The findings will have important implications for future vaccine design.
Robert Tampé, PhD
Host: Filippo Mancia, PhD, Department of Physiology & Cellular Biophysics
Project: "Conformational landscape of ER transport machineries under altered physiological conditions"
The biogenesis of membrane proteins in the endoplasmic reticulum (ER) is critical for cell function and immune defense. The adaptive immune system relies on a sophisticated interplay of membrane transport and quality control orchestrated by the multi-unit peptide-loading complex (PLC) in the ER membrane. In the final step, antigens are released from the PLC and shipped to the cell surface, where they are recognized by T cells that mount an immune response.
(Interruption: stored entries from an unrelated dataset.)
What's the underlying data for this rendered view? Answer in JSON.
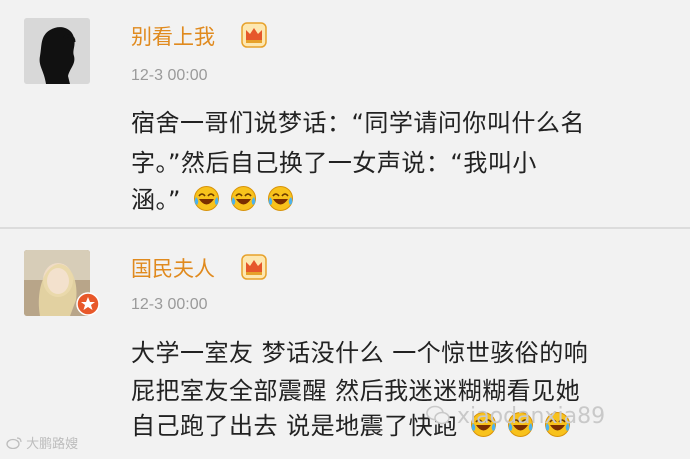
{
  "comments": [
    {
      "username": "别看上我",
      "time": "12-3 00:00",
      "lines": [
        "宿舍一哥们说梦话：“同学请问你叫什么名",
        "字。”然后自己换了一女声说：“我叫小",
        "涵。”"
      ],
      "emojis": [
        "laugh-cry-emoji",
        "laugh-cry-emoji",
        "laugh-cry-emoji"
      ]
    },
    {
      "username": "国民夫人",
      "time": "12-3 00:00",
      "lines": [
        "大学一室友 梦话没什么 一个惊世骇俗的响",
        "屁把室友全部震醒 然后我迷迷糊糊看见她",
        "自己跑了出去 说是地震了快跑"
      ],
      "emojis": [
        "laugh-cry-emoji",
        "laugh-cry-emoji",
        "laugh-cry-emoji"
      ]
    }
  ],
  "watermarks": {
    "left": "大鹏路嫂",
    "right": "xiaodanxia89"
  },
  "colors": {
    "username": "#e08a1e",
    "text": "#222222",
    "time": "#9a9a9a",
    "background": "#f2f2f2"
  }
}
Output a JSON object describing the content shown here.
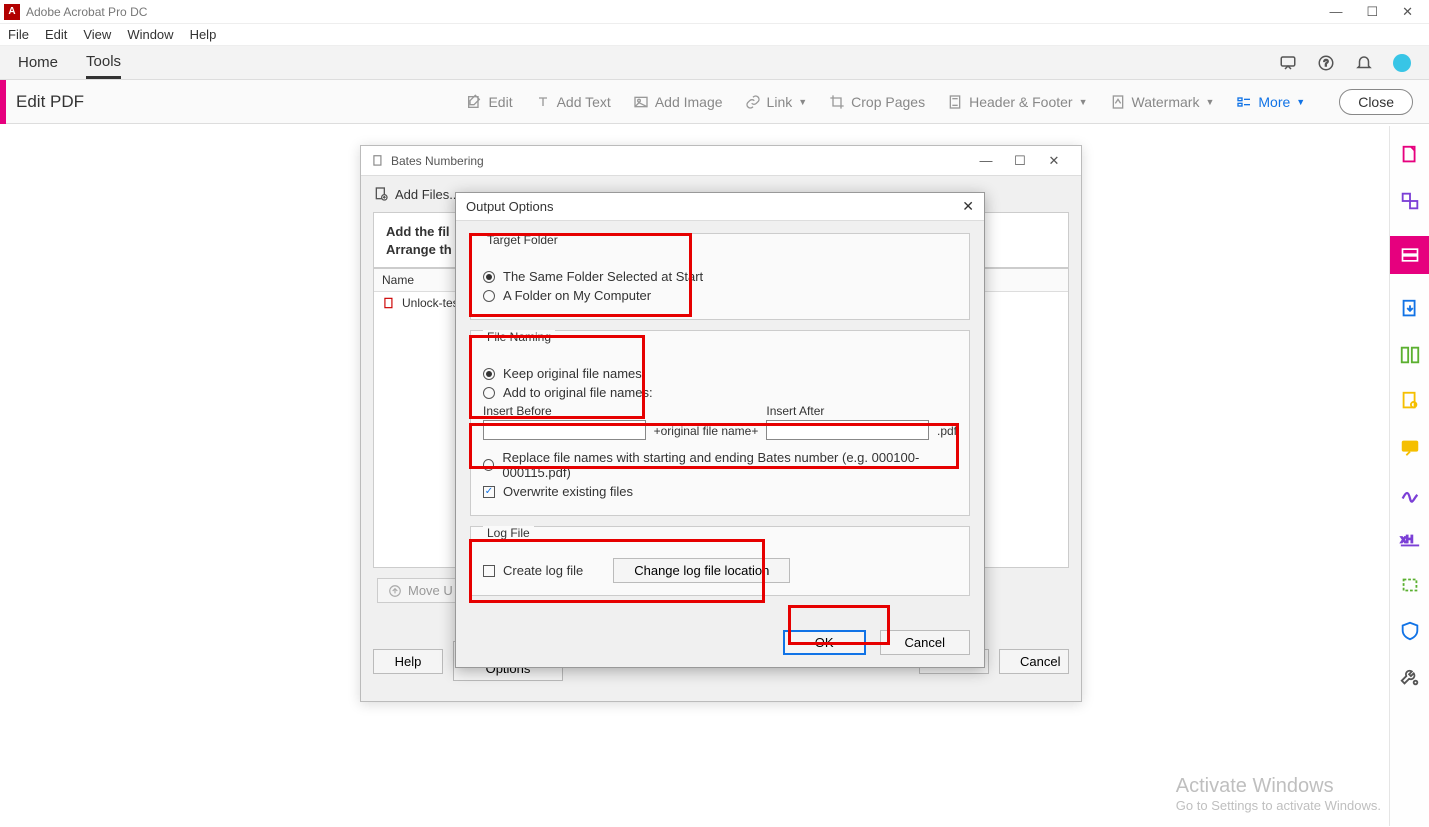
{
  "app": {
    "title": "Adobe Acrobat Pro DC"
  },
  "menubar": [
    "File",
    "Edit",
    "View",
    "Window",
    "Help"
  ],
  "tabs": {
    "home": "Home",
    "tools": "Tools"
  },
  "toolbar": {
    "section": "Edit PDF",
    "edit": "Edit",
    "addText": "Add Text",
    "addImage": "Add Image",
    "link": "Link",
    "cropPages": "Crop Pages",
    "headerFooter": "Header & Footer",
    "watermark": "Watermark",
    "more": "More",
    "close": "Close"
  },
  "bates": {
    "title": "Bates Numbering",
    "addFiles": "Add Files...",
    "instruction1": "Add the fil",
    "instruction2": "Arrange th",
    "nameHeader": "Name",
    "fileRow": "Unlock-test",
    "moveUp": "Move U",
    "help": "Help",
    "outputOptions": "Output Options",
    "ok": "OK",
    "cancel": "Cancel"
  },
  "output": {
    "title": "Output Options",
    "targetFolder": {
      "legend": "Target Folder",
      "opt1": "The Same Folder Selected at Start",
      "opt2": "A Folder on My Computer"
    },
    "fileNaming": {
      "legend": "File Naming",
      "opt1": "Keep original file names",
      "opt2": "Add to original file names:",
      "insertBefore": "Insert Before",
      "insertAfter": "Insert After",
      "middle": "+original file name+",
      "ext": ".pdf",
      "replace": "Replace file names with starting and ending Bates number (e.g. 000100-000115.pdf)",
      "overwrite": "Overwrite existing files"
    },
    "logFile": {
      "legend": "Log File",
      "create": "Create log file",
      "changeLoc": "Change log file location"
    },
    "ok": "OK",
    "cancel": "Cancel"
  },
  "watermark": {
    "l1": "Activate Windows",
    "l2": "Go to Settings to activate Windows."
  }
}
Given its fundamental role, this PLC machinery is targeted by many pathogens and tumors that attempt to evade immune surveillance. But despite recent breakthroughs, how the multiple units work together in the complex remains poorly defined.
To decipher the mechanistic network, structural data of different conformational states are essential, but obtaining these states is often limited. Robert Tampé aims to use new technology to reconstitute and analyze the membrane complexes in a wide range of conformational states and study the conformational dynamics and assembly of membrane complexes with time-resolved cryogenic electron microscopy, a major advance in structural biology.
The research may lead to new ways to boost the immune system against pathogens or cancer.